Tonsil stones are most common in people who have chronic inflammation in their tonsils with repeated bouts of tonsillitis or other recurring throat conditions like strep throat.

Tonsilloliths are actually fairly common, with one French study indicating they're present in about 6% of the population. Despite this, they are little understood by ear, nose, and throat doctors. Possibly because they are not considered a pathological condition, there is very little research about them.

What Are Tonsils?

While we're talking about tonsil stones, it might make sense to know more about tonsils.

Tonsils are lymphatic glands in the back of the throat which are thought to guard against respiratory infections, though in reality they do their job very poorly and often cause more problems than they prevent. In fact, some scientists and doctors think they’re an evolutionary phenomenon that is less effective in modern times, since humans live so much closer together now and face many more chances of infection.

When working effectively, tonsils are meant to trap the bacteria coming through your mouth and keep it from reaching the body. In reality, however, this puts the tonsils at risk for infection themselves. Tonsils are also much more active before puberty, which is why so many kids get tonsillitis.

Here's another big tonsil stone.
Here's another big tonsil stone. | Source

What Are the Symptoms of Tonsilloliths or Tonsil Stones?
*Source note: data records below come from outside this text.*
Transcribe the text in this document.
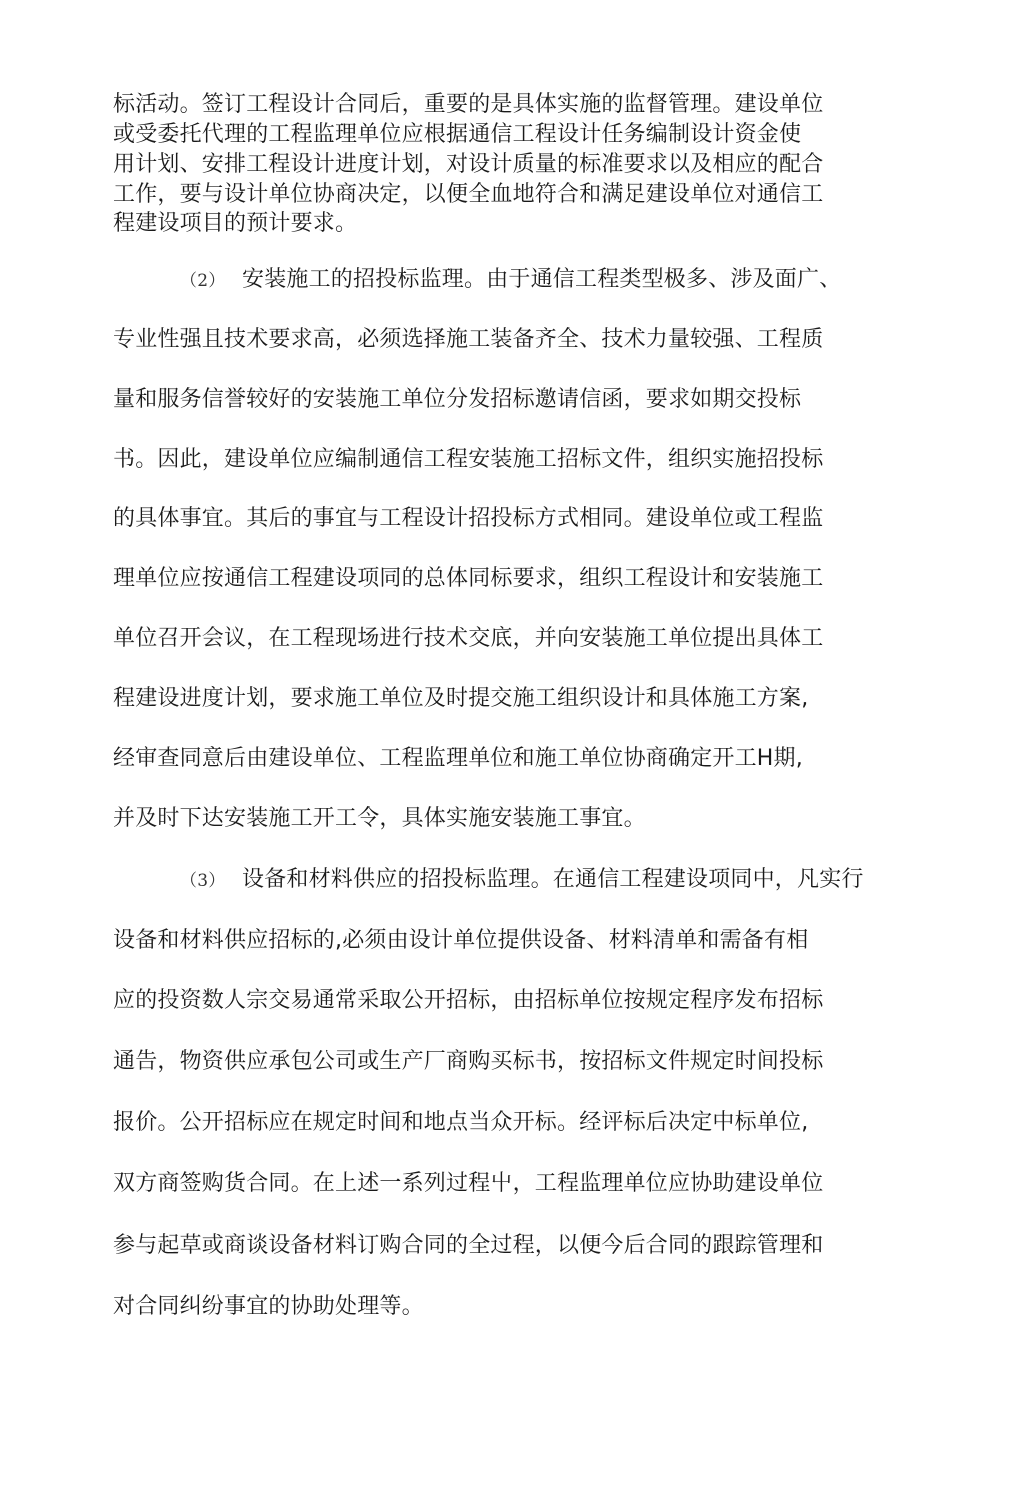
标活动。签订工程设计合同后，重要的是具体实施的监督管理。建设单位
或受委托代理的工程监理单位应根据通信工程设计任务编制设计资金使
用计划、安排工程设计进度计划，对设计质量的标准要求以及相应的配合
工作，要与设计单位协商决定，以便全血地符合和满足建设单位对通信工
程建设项目的预计要求。
（2） 安装施工的招投标监理。由于通信工程类型极多、涉及面广、
专业性强且技术要求高，必须选择施工装备齐全、技术力量较强、工程质
量和服务信誉较好的安装施工单位分发招标邀请信函，要求如期交投标
书。因此，建设单位应编制通信工程安装施工招标文件，组织实施招投标
的具体事宜。其后的事宜与工程设计招投标方式相同。建设单位或工程监
理单位应按通信工程建设项同的总体同标要求，组织工程设计和安装施工
单位召开会议，在工程现场进行技术交底，并向安装施工单位提出具体工
程建设进度计划，要求施工单位及时提交施工组织设计和具体施工方案,
经审查同意后由建设单位、工程监理单位和施工单位协商确定开工H期,
并及时下达安装施工开工令，具体实施安装施工事宜。
（3） 设备和材料供应的招投标监理。在通信工程建设项同中，凡实行
设备和材料供应招标的,必须由设计单位提供设备、材料清单和需备有相
应的投资数人宗交易通常采取公开招标，由招标单位按规定程序发布招标
通告，物资供应承包公司或生产厂商购买标书，按招标文件规定时间投标
报价。公开招标应在规定时间和地点当众开标。经评标后决定中标单位,
双方商签购货合同。在上述一系列过程屮，工程监理单位应协助建设单位
参与起草或商谈设备材料订购合同的全过程，以便今后合同的跟踪管理和
对合同纠纷事宜的协助处理等。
Small tonsil stones often have no symptoms, except for the fact you can occasionally see them at the back of your throat. They might also dislodge themselves into your mouth.

Larger ones, however can have some or all of the following symptoms:

Bad Breath

One of the primary indicators of tonsil stones is continual bad breath, or halitosis, that is unrelated to food or other oral factors (like gingivitis, dry mouth, or tooth decay). The odor of the tonsillolith is caused by bacteria feeding on the decomposing matter that has accumulated in the pockets of your tonsils.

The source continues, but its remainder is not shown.